Scam & Misinformation Warnings
Whenever a brand lawsuit goes viral, scam sites and bad actors follow. Watch for these red flags:
'Disney is refunding your subscription' clickbait
This is a pro-rata antitrust settlement, not a subscription refund. Posts promising your money back in full are engagement bait — the real payment will be a modest share of $50M.
Fake claim sites with Disney branding
The only legitimate filing location is onlinetvsettlement.com. Settlement sites never need your streaming-service password.
Fee-charging filing services
Filing takes minutes and is free. Services taking a percentage of a modest pro-rata payment add zero value.
Frequently Asked Questions
How much will I get from the Disney streaming settlement?
No official per-person estimate exists — payments are pro rata from the $50M fund (after fees), scaled by your subscription duration between April 2019 and March 2026. Longer subscribers get more; the final amount depends on claim volume.
Who is eligible?
Anyone in the U.S. who paid for YouTube TV or DirecTV Stream — including its earlier DirecTV Now / AT&T TV Now names — at any point from April 1, 2019 through March 31, 2026. Former subscribers count.
When is the deadline?
September 8, 2026 to file a claim. The final approval hearing is January 14, 2027, so payments realistically arrive in 2027.

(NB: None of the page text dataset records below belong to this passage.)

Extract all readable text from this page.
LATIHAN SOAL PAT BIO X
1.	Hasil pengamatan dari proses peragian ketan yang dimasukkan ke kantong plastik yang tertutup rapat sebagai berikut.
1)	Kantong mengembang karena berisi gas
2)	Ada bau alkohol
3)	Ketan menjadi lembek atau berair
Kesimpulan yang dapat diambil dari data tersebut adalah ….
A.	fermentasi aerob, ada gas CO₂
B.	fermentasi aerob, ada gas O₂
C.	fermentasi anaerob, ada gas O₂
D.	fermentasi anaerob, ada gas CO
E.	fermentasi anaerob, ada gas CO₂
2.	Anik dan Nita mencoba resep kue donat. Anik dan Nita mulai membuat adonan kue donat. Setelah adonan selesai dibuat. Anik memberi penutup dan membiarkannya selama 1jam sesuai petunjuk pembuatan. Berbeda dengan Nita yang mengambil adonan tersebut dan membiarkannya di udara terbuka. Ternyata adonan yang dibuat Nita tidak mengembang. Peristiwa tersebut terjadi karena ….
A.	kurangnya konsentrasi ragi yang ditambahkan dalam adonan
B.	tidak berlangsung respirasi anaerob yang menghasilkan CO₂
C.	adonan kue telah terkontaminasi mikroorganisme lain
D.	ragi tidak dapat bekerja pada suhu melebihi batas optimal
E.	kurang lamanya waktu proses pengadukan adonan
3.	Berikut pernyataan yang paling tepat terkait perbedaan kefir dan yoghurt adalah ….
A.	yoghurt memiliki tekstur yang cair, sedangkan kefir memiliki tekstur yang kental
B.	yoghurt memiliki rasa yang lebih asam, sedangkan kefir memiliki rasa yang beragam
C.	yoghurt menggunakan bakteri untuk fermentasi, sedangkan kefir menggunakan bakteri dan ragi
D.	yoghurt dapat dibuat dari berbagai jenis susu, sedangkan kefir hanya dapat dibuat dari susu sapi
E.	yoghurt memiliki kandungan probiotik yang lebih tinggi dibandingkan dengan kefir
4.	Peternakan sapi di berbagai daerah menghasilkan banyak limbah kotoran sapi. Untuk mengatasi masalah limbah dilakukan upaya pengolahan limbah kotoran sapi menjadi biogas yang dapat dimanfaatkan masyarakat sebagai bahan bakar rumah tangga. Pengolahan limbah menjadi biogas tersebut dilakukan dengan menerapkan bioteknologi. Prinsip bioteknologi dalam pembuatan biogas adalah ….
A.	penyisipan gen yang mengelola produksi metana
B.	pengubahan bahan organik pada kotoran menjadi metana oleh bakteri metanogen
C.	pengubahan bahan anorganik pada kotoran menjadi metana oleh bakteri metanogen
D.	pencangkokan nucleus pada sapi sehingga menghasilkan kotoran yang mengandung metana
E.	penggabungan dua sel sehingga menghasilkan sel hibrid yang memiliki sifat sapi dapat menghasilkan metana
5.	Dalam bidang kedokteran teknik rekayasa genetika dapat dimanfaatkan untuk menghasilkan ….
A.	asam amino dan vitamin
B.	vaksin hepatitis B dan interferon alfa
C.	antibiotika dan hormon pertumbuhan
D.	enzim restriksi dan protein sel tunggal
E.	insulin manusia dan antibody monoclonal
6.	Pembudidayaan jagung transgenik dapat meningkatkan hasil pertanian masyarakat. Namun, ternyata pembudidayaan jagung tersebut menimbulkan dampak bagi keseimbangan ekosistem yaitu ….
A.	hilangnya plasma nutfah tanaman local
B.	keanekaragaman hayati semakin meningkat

What was the lawsuit about?
Antitrust claims that Disney used ESPN's must-have sports rights to force streaming TV services to carry expensive channel bundles, inflating monthly prices for all subscribers — sports watchers or not. Disney denies wrongdoing.
Does this affect Hulu, Disney+, or ESPN+ subscribers?
No. The class covers YouTube TV and DirecTV Stream subscribers — the distributors that allegedly had ESPN bundles forced on them. Disney's own direct-to-consumer services aren't part of this class.
Do I need my old account details?
The claim form asks for the email/account used with YouTube TV or DirecTV Stream and your subscription window. The administrator validates against distributor records — exact billing statements help but aren't strictly required.